6. Implementation Roadmap
Phase 1 (Weeks 1-3): MVP Core
Setup HTML/CSS skeleton, basic image loader with validation (<5000px), and Canvas Pan/Zoom functionality.
Phase 2 (Weeks 4-6): Core Logic
Integrate OpenCV.js for perspective warping. Implement the Calibration Line tool and RMS Error calculation logic. Add Unit Converter mapping.
Phase 3 (Weeks 7-8): Polish
Refine UI/UX, add error handling (e.g., "Image too large"), and implement Service Workers for offline caching.
Phase 4 (Week 9+): Deployment
Cross-browser testing, performance optimization on low-end devices, and packaging as a downloadable `.zip` or hosting via static site.
7. Deliverables & Deployment
The final product will be delivered as a single, portable solution.

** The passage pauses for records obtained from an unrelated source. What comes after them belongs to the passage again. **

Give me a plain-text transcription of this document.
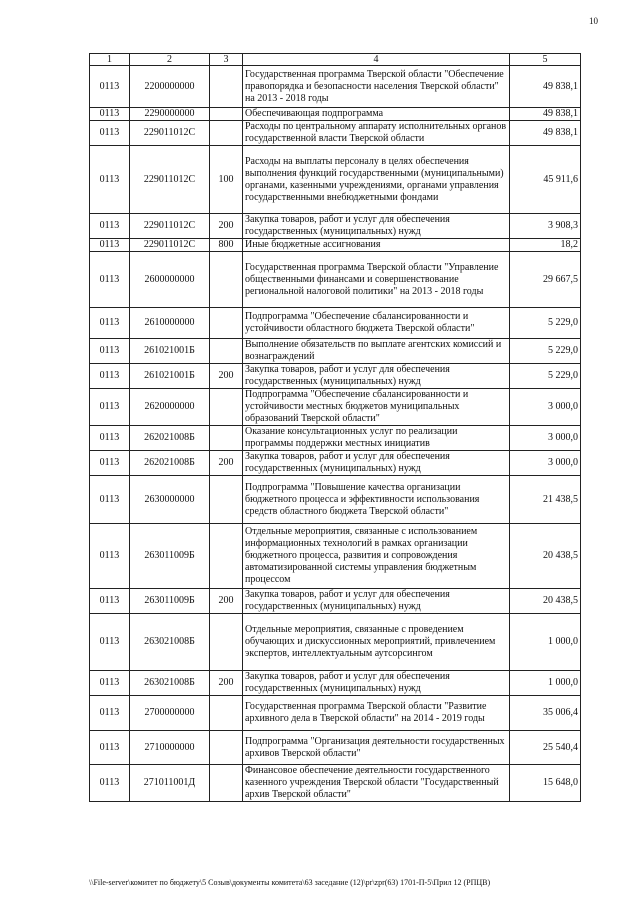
10
1	2	3	4	5
0113	2200000000		Государственная программа Тверской области "Обеспечение правопорядка и безопасности населения Тверской области" на 2013 - 2018 годы	49 838,1
0113	2290000000		Обеспечивающая подпрограмма	49 838,1
0113	229011012С		Расходы по центральному аппарату исполнительных органов государственной власти Тверской области	49 838,1
0113	229011012С	100	Расходы на выплаты персоналу в целях обеспечения выполнения функций государственными (муниципальными) органами, казенными учреждениями, органами управления государственными внебюджетными фондами	45 911,6
0113	229011012С	200	Закупка товаров, работ и услуг для обеспечения государственных (муниципальных) нужд	3 908,3
0113	229011012С	800	Иные бюджетные ассигнования	18,2
0113	2600000000		Государственная программа Тверской области "Управление общественными финансами и совершенствование региональной налоговой политики" на 2013 - 2018 годы	29 667,5
0113	2610000000		Подпрограмма "Обеспечение сбалансированности и устойчивости областного бюджета Тверской области"	5 229,0
0113	261021001Б		Выполнение обязательств по выплате агентских комиссий и вознаграждений	5 229,0
0113	261021001Б	200	Закупка товаров, работ и услуг для обеспечения государственных (муниципальных) нужд	5 229,0
0113	2620000000		Подпрограмма "Обеспечение сбалансированности и устойчивости местных бюджетов муниципальных образований Тверской области"	3 000,0
0113	262021008Б		Оказание консультационных услуг по реализации программы поддержки местных инициатив	3 000,0
0113	262021008Б	200	Закупка товаров, работ и услуг для обеспечения государственных (муниципальных) нужд	3 000,0
0113	2630000000		Подпрограмма "Повышение качества организации бюджетного процесса и эффективности использования средств областного бюджета Тверской области"	21 438,5
0113	263011009Б		Отдельные мероприятия, связанные с использованием информационных технологий в рамках организации бюджетного процесса, развития и сопровождения автоматизированной системы управления бюджетным процессом	20 438,5
0113	263011009Б	200	Закупка товаров, работ и услуг для обеспечения государственных (муниципальных) нужд	20 438,5
0113	263021008Б		Отдельные мероприятия, связанные с проведением обучающих и дискуссионных мероприятий, привлечением экспертов, интеллектуальным аутсорсингом	1 000,0
0113	263021008Б	200	Закупка товаров, работ и услуг для обеспечения государственных (муниципальных) нужд	1 000,0
0113	2700000000		Государственная программа Тверской области "Развитие архивного дела в Тверской области" на 2014 - 2019 годы	35 006,4
0113	2710000000		Подпрограмма "Организация деятельности государственных архивов Тверской области"	25 540,4
0113	271011001Д		Финансовое обеспечение деятельности государственного казенного учреждения Тверской области "Государственный архив Тверской области"	15 648,0
\\File-server\комитет по бюджету\5 Созыв\документы комитета\63 заседание (12)\pr\zpr(63) 1701-П-5\Прил 12 (РПЦВ)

- Source Code: Modular JavaScript/HTML/CSS files ready for deployment.
- Documentation: This whitepaper included in the package.
- Offline Installer (Optional): A `.zip` file containing all assets, allowing users to run the app from a USB drive or local folder without internet.
Future Enhancements
- Multi-Image Stitching: Combining multiple photos of an object into one 3D model.
- Export Reports: Generating a PDF report with screenshots and measurement logs.